Это было одно из лучших решений моей жизни. День превратился в неделю, и к концу ее я понял, что дом Фолькмара – мое прибежище. Не могло быть большей противоположности Константинополю, его пресыщенности и роскоши, его широким улицам, ломящимся от товаров рынкам, многолюдным толпам. Там к моим услугам была прекрасная еда, общественные бани и множество развлечений, невообразимых для моих хозяев в суровых пустынях Вестерготланда, где день за днем жизнь проходила в будничном труде ради поддержания жизни – носить воду, чинить орудия
Служение Фолькмара главным его богам, Фрейру и его сестре Фрейе, отличалось простотой. В доме хранились их изображения: Фрейр с огромным фаллосом, Фрейя – пышная и чувственная, но он мало что знал о них, кроме расхожих поверий.
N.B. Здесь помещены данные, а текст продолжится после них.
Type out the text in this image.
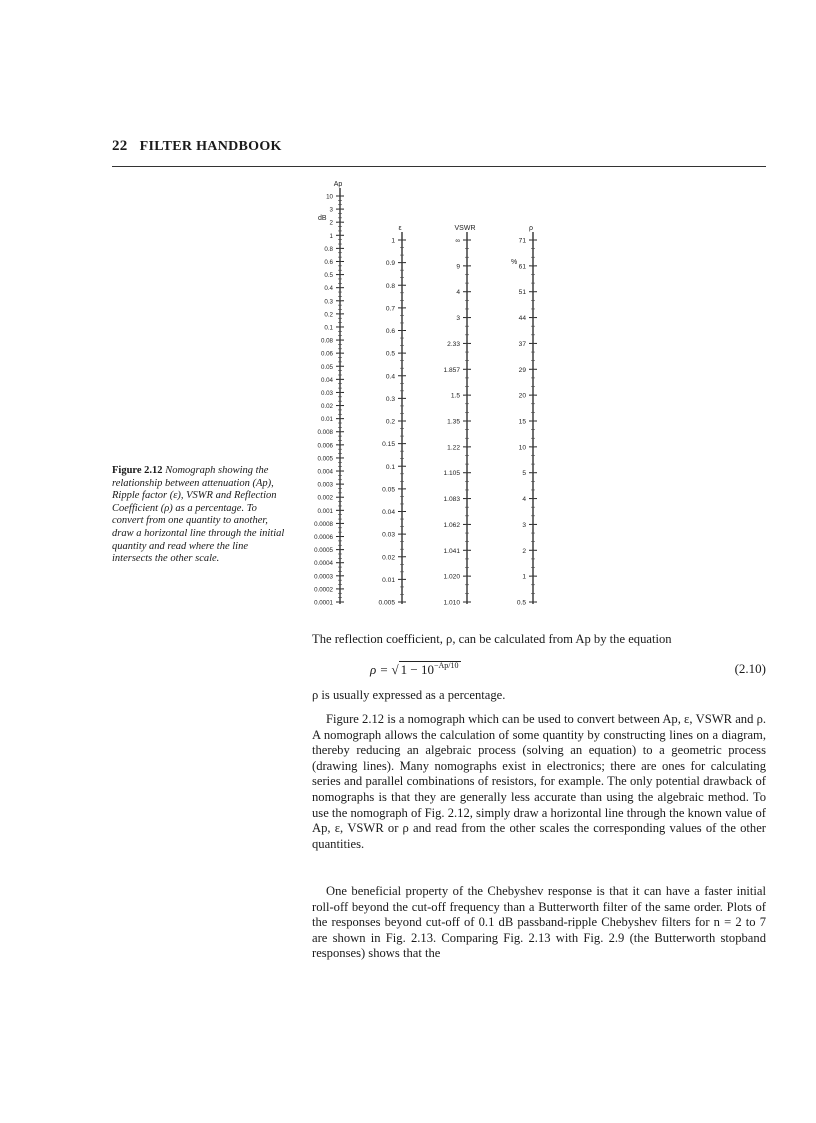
22 FILTER HANDBOOK
Figure 2.12 Nomograph showing the relationship between attenuation (Ap), Ripple factor (ε), VSWR and Reflection Coefficient (ρ) as a percentage. To convert from one quantity to another, draw a horizontal line through the initial quantity and read where the line intersects the other scale.
Ap
dB
10
3
2
1
0.8
0.6
0.5
0.4
0.3
0.2
0.1
0.08
0.06
0.05
0.04
0.03
0.02
0.01
0.008
0.006
0.005
0.004
0.003
0.002
0.001
0.0008
0.0006
0.0005
0.0004
0.0003
0.0002
0.0001
ε
1
0.9
0.8
0.7
0.6
0.5
0.4
0.3
0.2
0.15
0.1
0.05
0.04
0.03
0.02
0.01
0.005
VSWR
∞
9
4
3
2.33
1.857
1.5
1.35
1.22
1.105
1.083
1.062
1.041
1.020
1.010
ρ
%
71
61
51
44
37
29
20
15
10
5
4
3
2
1
0.5
The reflection coefficient, ρ, can be calculated from Ap by the equation
ρ = √ $1 - 10^{-Ap/10}$	(2.10)
ρ is usually expressed as a percentage.
Figure 2.12 is a nomograph which can be used to convert between Ap, ε, VSWR and ρ. A nomograph allows the calculation of some quantity by constructing lines on a diagram, thereby reducing an algebraic process (solving an equation) to a geometric process (drawing lines). Many nomographs exist in electronics; there are ones for calculating series and parallel combinations of resistors, for example. The only potential drawback of nomographs is that they are generally less accurate than using the algebraic method. To use the nomograph of Fig. 2.12, simply draw a horizontal line through the known value of Ap, ε, VSWR or ρ and read from the other scales the corresponding values of the other quantities.
One beneficial property of the Chebyshev response is that it can have a faster initial roll-off beyond the cut-off frequency than a Butterworth filter of the same order. Plots of the responses beyond cut-off of 0.1 dB passband-ripple Chebyshev filters for n = 2 to 7 are shown in Fig. 2.13. Comparing Fig. 2.13 with Fig. 2.9 (the Butterworth stopband responses) shows that the
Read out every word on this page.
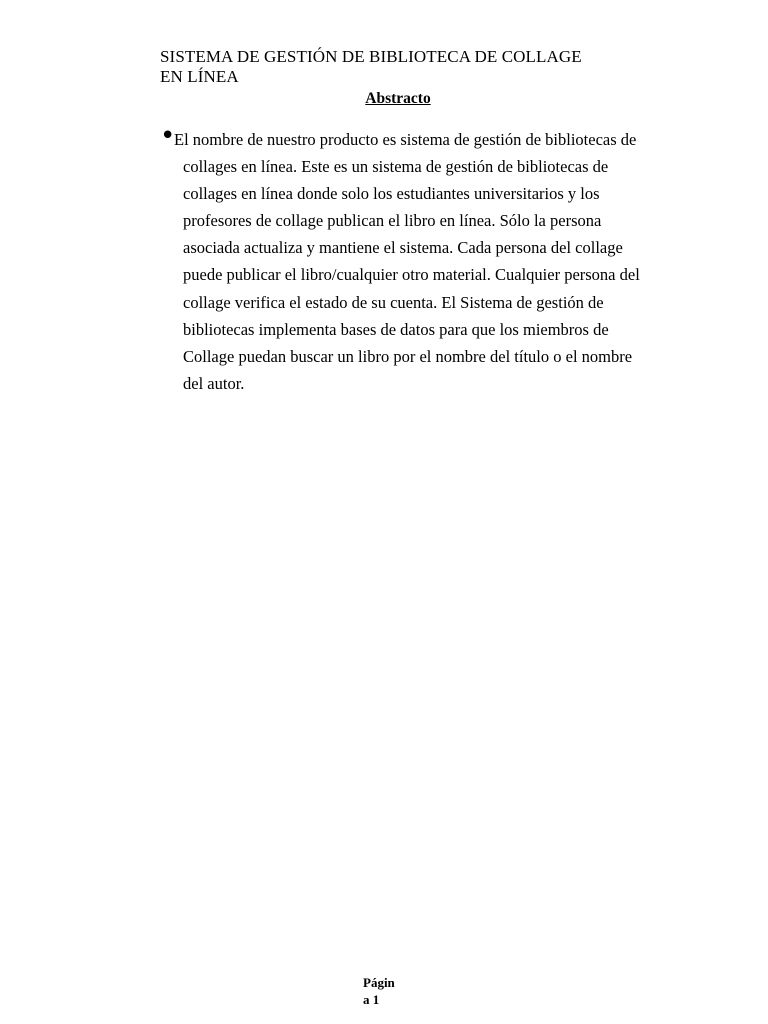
SISTEMA DE GESTIÓN DE BIBLIOTECA DE COLLAGE
EN LÍNEA
Abstracto
•
El nombre de nuestro producto es sistema de gestión de bibliotecas de
collages en línea. Este es un sistema de gestión de bibliotecas de
collages en línea donde solo los estudiantes universitarios y los
profesores de collage publican el libro en línea. Sólo la persona
asociada actualiza y mantiene el sistema. Cada persona del collage
puede publicar el libro/cualquier otro material. Cualquier persona del
collage verifica el estado de su cuenta. El Sistema de gestión de
bibliotecas implementa bases de datos para que los miembros de
Collage puedan buscar un libro por el nombre del título o el nombre
del autor.
Págin
a 1
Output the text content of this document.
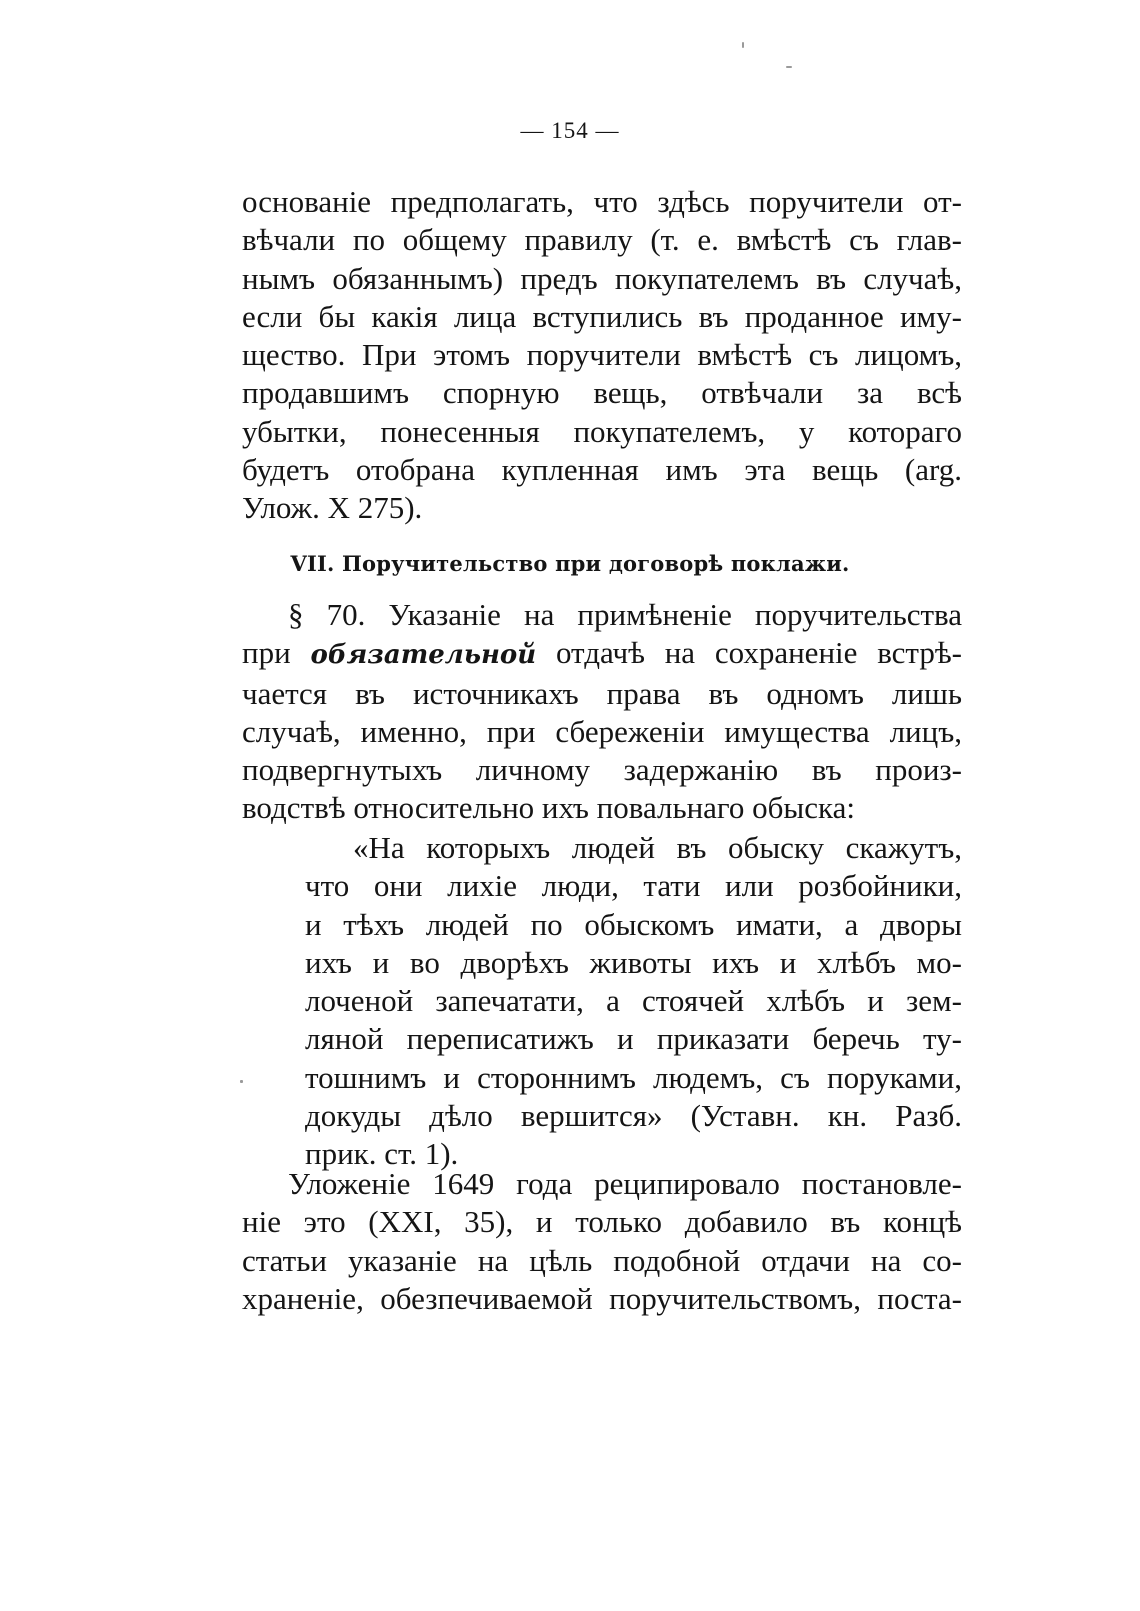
— 154 —
основанiе предполагать, что здѣсь поручители от-
вѣчали по общему правилу (т. е. вмѣстѣ съ глав-
нымъ обязаннымъ) предъ покупателемъ въ случаѣ,
если бы какiя лица вступились въ проданное иму-
щество. При этомъ поручители вмѣстѣ съ лицомъ,
продавшимъ спорную вещь, отвѣчали за всѣ
убытки, понесенныя покупателемъ, у котораго
будетъ отобрана купленная имъ эта вещь (arg.
Улож. X 275).
VII. Поручительство при договорѣ поклажи.
§ 70. Указанiе на примѣненiе поручительства
при обязательной отдачѣ на сохраненiе встрѣ-
чается въ источникахъ права въ одномъ лишь
случаѣ, именно, при сбереженiи имущества лицъ,
подвергнутыхъ личному задержанiю въ произ-
водствѣ относительно ихъ повальнаго обыска:
«На которыхъ людей въ обыску скажутъ,
что они лихiе люди, тати или розбойники,
и тѣхъ людей по обыскомъ имати, а дворы
ихъ и во дворѣхъ животы ихъ и хлѣбъ мо-
лоченой запечатати, а стоячей хлѣбъ и зем-
ляной переписатижъ и приказати беречь ту-
тошнимъ и стороннимъ людемъ, съ поруками,
докуды дѣло вершится» (Уставн. кн. Разб.
прик. ст. 1).
Уложенiе 1649 года реципировало постановле-
нiе это (XXI, 35), и только добавило въ концѣ
статьи указанiе на цѣль подобной отдачи на со-
храненiе, обезпечиваемой поручительствомъ, поста-
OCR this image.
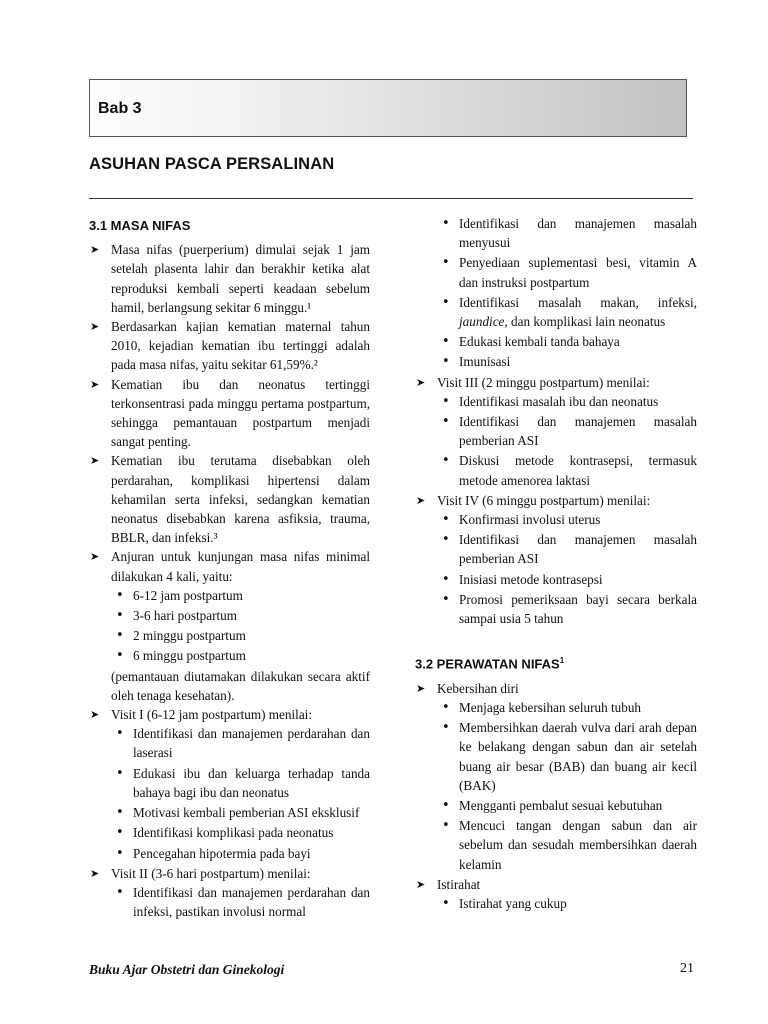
Bab 3
ASUHAN PASCA PERSALINAN
3.1 MASA NIFAS
➤ Masa nifas (puerperium) dimulai sejak 1 jam setelah plasenta lahir dan berakhir ketika alat reproduksi kembali seperti keadaan sebelum hamil, berlangsung sekitar 6 minggu.¹
➤ Berdasarkan kajian kematian maternal tahun 2010, kejadian kematian ibu tertinggi adalah pada masa nifas, yaitu sekitar 61,59%.²
➤ Kematian ibu dan neonatus tertinggi terkonsentrasi pada minggu pertama postpartum, sehingga pemantauan postpartum menjadi sangat penting.
➤ Kematian ibu terutama disebabkan oleh perdarahan, komplikasi hipertensi dalam kehamilan serta infeksi, sedangkan kematian neonatus disebabkan karena asfiksia, trauma, BBLR, dan infeksi.³
➤ Anjuran untuk kunjungan masa nifas minimal dilakukan 4 kali, yaitu:
• 6-12 jam postpartum
• 3-6 hari postpartum
• 2 minggu postpartum
• 6 minggu postpartum
(pemantauan diutamakan dilakukan secara aktif oleh tenaga kesehatan).
➤ Visit I (6-12 jam postpartum) menilai:
• Identifikasi dan manajemen perdarahan dan laserasi
• Edukasi ibu dan keluarga terhadap tanda bahaya bagi ibu dan neonatus
• Motivasi kembali pemberian ASI eksklusif
• Identifikasi komplikasi pada neonatus
• Pencegahan hipotermia pada bayi
➤ Visit II (3-6 hari postpartum) menilai:
• Identifikasi dan manajemen perdarahan dan infeksi, pastikan involusi normal
• Identifikasi dan manajemen masalah menyusui
• Penyediaan suplementasi besi, vitamin A dan instruksi postpartum
• Identifikasi masalah makan, infeksi, jaundice, dan komplikasi lain neonatus
• Edukasi kembali tanda bahaya
• Imunisasi
➤ Visit III (2 minggu postpartum) menilai:
• Identifikasi masalah ibu dan neonatus
• Identifikasi dan manajemen masalah pemberian ASI
• Diskusi metode kontrasepsi, termasuk metode amenorea laktasi
➤ Visit IV (6 minggu postpartum) menilai:
• Konfirmasi involusi uterus
• Identifikasi dan manajemen masalah pemberian ASI
• Inisiasi metode kontrasepsi
• Promosi pemeriksaan bayi secara berkala sampai usia 5 tahun
3.2 PERAWATAN NIFAS$^1$
➤ Kebersihan diri
• Menjaga kebersihan seluruh tubuh
• Membersihkan daerah vulva dari arah depan ke belakang dengan sabun dan air setelah buang air besar (BAB) dan buang air kecil (BAK)
• Mengganti pembalut sesuai kebutuhan
• Mencuci tangan dengan sabun dan air sebelum dan sesudah membersihkan daerah kelamin
➤ Istirahat
• Istirahat yang cukup
Buku Ajar Obstetri dan Ginekologi	21
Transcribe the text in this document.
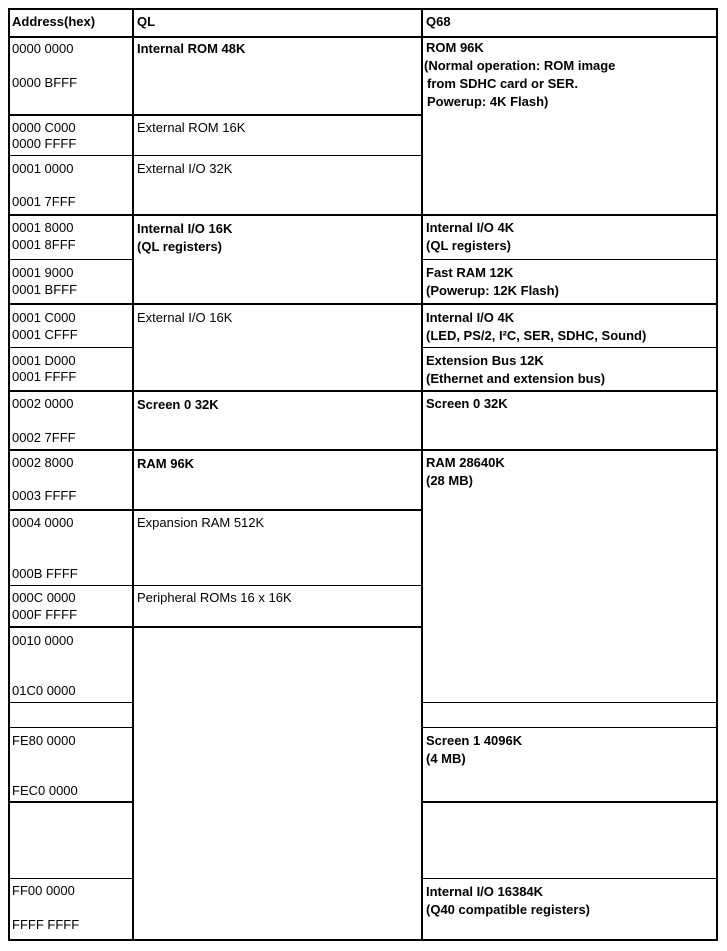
Address(hex)	QL	Q68
0000 0000
0000 BFFF
0000 C000
0000 FFFF
0001 0000
0001 7FFF
0001 8000
0001 8FFF
0001 9000
0001 BFFF
0001 C000
0001 CFFF
0001 D000
0001 FFFF
0002 0000
0002 7FFF
0002 8000
0003 FFFF
0004 0000
000B FFFF
000C 0000
000F FFFF
0010 0000
01C0 0000
FE80 0000
FEC0 0000
FF00 0000
FFFF FFFF
Internal ROM 48K
External ROM 16K
External I/O 32K
Internal I/O 16K
(QL registers)
External I/O 16K
Screen 0 32K
RAM 96K
Expansion RAM 512K
Peripheral ROMs 16 x 16K
ROM 96K
(Normal operation: ROM image
from SDHC card or SER.
Powerup: 4K Flash)
Internal I/O 4K
(QL registers)
Fast RAM 12K
(Powerup: 12K Flash)
Internal I/O 4K
(LED, PS/2, I²C, SER, SDHC, Sound)
Extension Bus 12K
(Ethernet and extension bus)
Screen 0 32K
RAM 28640K
(28 MB)
Screen 1 4096K
(4 MB)
Internal I/O 16384K
(Q40 compatible registers)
– Кошки. Повозку Фрейи тянут кошки. Женщина, запрягшая кошек. На это стоит посмотреть. У нас-то в день летнего солнцестояния мужчина и женщина одеваются Фрейром и его сестрой и ездят от хутора к хутору, собирая жертвоприношения, и едут они в повозке, но везут-то их рабочие лошади. – Он помолчал, а потом продолжил: – Я повезу эти жертвоприношения в Хоф на следующей неделе. Хочешь, поедем со мной? Правда, тебе нужно в Данию, но ведь у Одина в Хофе есть свое место. И ты сможешь воздать ему почести.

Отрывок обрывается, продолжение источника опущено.